The smartphone market remains concentrated in advanced markets, where buyers have more disposable income and where networks are fast enough to support smartphones’ full-feature sets.
Western Europe and North America accounted for 52.3 percent of global smartphone sales in the fourth quarter of 2010, with smartphones accounting for close to half of all handsets sold in these regions, per Gartner.
Intense competition affected shares at the top of the smartphone market in the fourth quarter of 2010, continuing trends that Gartner reported throughout 2010.
OS wars
In the smartphone operating system market, Android grew 888.8 percent in 2010 and moved to the No. 2 position.
Android sales in the fourth quarter of 2010 continued to be driven by broad availability of many high-end products from HTC (Desire range, Incredible and EVO), Samsung (Galaxy S) and Motorola (Droid X, Droid 2).
Symbian’s market share dropped further in the fourth quarter of 2010 to 32.6 percent or 32.6 million units.
This allowed Android to overtake Nokia’s Symbian unit sales during the fourth quarter of 2010.
However, the Symbian OS is also used by Fujitsu and Sharp as well as in legacy products from Sony Ericsson and Samsung.

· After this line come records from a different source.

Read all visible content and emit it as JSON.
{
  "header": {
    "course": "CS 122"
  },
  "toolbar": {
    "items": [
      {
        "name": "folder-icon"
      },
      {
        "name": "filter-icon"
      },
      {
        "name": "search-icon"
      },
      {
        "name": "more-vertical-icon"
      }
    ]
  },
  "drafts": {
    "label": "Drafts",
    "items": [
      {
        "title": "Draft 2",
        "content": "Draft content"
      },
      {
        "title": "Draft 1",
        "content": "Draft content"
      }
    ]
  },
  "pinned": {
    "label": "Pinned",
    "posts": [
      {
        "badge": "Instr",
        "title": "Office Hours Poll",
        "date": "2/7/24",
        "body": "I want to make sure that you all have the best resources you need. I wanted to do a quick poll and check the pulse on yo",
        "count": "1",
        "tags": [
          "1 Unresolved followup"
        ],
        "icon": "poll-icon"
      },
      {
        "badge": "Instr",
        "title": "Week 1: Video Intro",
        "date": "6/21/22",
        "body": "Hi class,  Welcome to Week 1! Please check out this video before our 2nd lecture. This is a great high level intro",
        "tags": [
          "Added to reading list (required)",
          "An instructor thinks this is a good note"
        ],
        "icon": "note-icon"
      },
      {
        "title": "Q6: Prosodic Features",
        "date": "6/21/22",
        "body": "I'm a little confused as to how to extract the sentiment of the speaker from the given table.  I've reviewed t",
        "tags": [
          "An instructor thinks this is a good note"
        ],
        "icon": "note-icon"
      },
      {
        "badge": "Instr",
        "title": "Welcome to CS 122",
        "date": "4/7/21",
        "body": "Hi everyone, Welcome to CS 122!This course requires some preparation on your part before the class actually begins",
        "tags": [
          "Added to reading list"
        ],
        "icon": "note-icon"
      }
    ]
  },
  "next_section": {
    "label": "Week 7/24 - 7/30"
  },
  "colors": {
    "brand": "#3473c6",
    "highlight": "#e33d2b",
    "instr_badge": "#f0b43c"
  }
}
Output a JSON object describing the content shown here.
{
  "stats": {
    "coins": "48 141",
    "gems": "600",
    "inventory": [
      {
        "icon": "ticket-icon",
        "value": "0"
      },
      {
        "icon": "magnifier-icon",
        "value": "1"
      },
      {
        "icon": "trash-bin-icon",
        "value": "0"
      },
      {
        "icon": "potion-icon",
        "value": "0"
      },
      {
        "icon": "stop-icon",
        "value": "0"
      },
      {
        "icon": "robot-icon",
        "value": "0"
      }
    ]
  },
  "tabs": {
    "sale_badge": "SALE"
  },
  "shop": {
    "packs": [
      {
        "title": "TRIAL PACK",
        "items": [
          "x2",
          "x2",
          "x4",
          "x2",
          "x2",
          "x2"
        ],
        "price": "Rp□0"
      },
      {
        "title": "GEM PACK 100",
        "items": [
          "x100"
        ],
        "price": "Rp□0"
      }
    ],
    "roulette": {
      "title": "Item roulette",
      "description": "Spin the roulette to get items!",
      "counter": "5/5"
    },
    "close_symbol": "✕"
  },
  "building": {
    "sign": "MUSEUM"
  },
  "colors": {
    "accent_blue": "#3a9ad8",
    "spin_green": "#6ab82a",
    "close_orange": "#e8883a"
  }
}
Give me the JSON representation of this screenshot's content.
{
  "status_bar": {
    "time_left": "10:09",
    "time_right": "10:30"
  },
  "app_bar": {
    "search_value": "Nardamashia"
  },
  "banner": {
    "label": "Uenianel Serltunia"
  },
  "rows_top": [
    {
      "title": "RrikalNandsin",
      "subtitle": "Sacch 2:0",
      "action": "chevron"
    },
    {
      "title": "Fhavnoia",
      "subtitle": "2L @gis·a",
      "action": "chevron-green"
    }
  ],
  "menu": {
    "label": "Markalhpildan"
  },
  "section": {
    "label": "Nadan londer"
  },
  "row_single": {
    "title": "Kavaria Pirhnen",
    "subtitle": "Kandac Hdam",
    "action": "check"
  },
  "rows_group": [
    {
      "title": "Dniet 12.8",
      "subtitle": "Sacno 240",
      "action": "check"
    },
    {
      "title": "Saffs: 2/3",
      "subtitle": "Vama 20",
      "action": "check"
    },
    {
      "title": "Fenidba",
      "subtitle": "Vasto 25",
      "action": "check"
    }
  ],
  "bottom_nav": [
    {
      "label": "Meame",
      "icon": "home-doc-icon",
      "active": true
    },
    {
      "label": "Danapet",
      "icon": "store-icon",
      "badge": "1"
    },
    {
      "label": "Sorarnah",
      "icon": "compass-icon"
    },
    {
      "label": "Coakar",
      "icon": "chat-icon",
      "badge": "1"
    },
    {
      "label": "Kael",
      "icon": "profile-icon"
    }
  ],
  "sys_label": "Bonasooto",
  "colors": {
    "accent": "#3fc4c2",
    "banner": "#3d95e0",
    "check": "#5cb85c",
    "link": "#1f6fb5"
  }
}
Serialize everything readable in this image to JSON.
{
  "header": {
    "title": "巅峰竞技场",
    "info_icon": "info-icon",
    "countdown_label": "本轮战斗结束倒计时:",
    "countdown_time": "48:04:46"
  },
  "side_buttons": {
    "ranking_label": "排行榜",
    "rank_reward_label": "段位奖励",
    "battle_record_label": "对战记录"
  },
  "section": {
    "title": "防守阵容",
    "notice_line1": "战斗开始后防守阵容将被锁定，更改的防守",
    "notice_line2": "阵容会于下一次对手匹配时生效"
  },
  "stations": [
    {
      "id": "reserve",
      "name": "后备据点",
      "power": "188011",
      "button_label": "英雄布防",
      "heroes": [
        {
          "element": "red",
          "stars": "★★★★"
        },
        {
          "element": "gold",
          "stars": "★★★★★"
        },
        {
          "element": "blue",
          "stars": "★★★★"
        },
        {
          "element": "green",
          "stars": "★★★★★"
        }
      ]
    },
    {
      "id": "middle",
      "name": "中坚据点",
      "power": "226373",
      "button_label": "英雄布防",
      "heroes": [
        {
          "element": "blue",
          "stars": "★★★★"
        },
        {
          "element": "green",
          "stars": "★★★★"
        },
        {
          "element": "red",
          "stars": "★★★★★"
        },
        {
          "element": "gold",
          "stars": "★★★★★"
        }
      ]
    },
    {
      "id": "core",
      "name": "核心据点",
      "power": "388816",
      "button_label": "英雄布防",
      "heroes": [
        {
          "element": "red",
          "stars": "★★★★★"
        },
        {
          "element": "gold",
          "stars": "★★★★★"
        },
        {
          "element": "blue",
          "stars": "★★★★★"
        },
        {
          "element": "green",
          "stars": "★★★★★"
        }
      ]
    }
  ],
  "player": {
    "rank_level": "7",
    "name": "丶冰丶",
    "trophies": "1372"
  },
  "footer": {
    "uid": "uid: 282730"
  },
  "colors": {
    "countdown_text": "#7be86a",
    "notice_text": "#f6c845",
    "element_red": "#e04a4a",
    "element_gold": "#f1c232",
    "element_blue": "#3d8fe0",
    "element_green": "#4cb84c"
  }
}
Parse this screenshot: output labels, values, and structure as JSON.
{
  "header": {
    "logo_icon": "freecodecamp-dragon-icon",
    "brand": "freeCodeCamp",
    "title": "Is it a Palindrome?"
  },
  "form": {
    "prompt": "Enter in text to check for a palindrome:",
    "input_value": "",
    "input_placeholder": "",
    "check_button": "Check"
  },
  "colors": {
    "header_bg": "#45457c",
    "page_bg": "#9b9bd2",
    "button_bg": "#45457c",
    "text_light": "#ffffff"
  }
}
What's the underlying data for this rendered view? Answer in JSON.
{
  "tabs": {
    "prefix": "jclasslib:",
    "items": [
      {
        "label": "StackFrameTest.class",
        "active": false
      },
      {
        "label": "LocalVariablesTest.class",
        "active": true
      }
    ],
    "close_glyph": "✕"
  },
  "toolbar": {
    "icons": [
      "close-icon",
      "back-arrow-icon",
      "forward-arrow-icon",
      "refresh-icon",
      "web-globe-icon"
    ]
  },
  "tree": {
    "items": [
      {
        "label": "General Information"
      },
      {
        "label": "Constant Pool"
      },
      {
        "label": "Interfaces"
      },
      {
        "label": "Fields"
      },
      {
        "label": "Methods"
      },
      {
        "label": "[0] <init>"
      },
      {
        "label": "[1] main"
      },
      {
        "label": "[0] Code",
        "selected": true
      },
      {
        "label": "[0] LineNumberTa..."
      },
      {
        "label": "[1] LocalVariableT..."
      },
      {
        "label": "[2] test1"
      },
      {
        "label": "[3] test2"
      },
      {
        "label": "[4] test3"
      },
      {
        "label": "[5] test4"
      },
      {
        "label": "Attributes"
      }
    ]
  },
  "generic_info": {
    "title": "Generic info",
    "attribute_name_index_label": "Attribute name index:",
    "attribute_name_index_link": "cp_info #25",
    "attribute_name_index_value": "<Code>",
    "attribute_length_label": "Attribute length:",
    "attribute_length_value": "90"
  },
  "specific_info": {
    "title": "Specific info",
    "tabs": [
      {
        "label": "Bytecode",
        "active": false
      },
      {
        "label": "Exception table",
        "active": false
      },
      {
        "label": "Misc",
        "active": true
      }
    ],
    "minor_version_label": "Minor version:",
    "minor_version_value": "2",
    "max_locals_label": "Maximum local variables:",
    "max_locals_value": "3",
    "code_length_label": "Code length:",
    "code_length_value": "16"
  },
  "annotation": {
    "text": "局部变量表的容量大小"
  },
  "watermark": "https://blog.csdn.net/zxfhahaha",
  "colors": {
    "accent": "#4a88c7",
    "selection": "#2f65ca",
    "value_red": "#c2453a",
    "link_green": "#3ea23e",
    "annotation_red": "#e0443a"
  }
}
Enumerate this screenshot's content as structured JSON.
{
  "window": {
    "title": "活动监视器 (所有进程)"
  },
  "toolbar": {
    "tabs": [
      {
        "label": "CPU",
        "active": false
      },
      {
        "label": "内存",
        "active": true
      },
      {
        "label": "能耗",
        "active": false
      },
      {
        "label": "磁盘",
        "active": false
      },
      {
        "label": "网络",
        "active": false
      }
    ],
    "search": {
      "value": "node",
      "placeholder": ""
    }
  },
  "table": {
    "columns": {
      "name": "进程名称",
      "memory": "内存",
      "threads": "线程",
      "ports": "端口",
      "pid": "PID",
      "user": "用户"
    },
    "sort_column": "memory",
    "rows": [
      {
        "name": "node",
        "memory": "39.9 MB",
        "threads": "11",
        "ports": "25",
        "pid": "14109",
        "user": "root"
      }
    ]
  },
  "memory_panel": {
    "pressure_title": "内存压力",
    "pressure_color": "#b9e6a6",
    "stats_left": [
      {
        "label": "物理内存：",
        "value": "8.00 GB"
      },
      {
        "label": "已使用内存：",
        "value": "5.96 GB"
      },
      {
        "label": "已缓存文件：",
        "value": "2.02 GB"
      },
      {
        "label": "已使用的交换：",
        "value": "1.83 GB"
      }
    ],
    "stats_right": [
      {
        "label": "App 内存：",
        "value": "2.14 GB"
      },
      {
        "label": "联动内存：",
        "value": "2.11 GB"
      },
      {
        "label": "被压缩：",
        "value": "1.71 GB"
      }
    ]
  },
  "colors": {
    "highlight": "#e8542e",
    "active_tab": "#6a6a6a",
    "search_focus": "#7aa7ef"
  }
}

This aggregated volume kept Symbian slightly ahead of Android, per Gartner.
The wider availability of the iPhone 4 helped Apple to maintain its share of the smartphone market to 16 percent in the fourth quarter 2010 and led the iOS platform to reach the No. 4 position in 2010.
Ms. Milanesi said that with every iPad and iPod Touch sold, Apple increases the profile of iOS with potential iPhone buyers and strengthens its developer ecosystem.
With the Mobile World Congress 2011 taking place next week, Ms. Milanesi said that she expects smartphones and tablets to take center stage of the show, and a number of new application announcements such as 3D technology, improved user interfaces around touch, faster networks on LTE technology and new forms of payments, such as near field communication available on smartphones.
“Selling smartphones will require a higher investment from retailers, as you are selling a software proposition rather than a hardware one,” Ms. Milanesi said.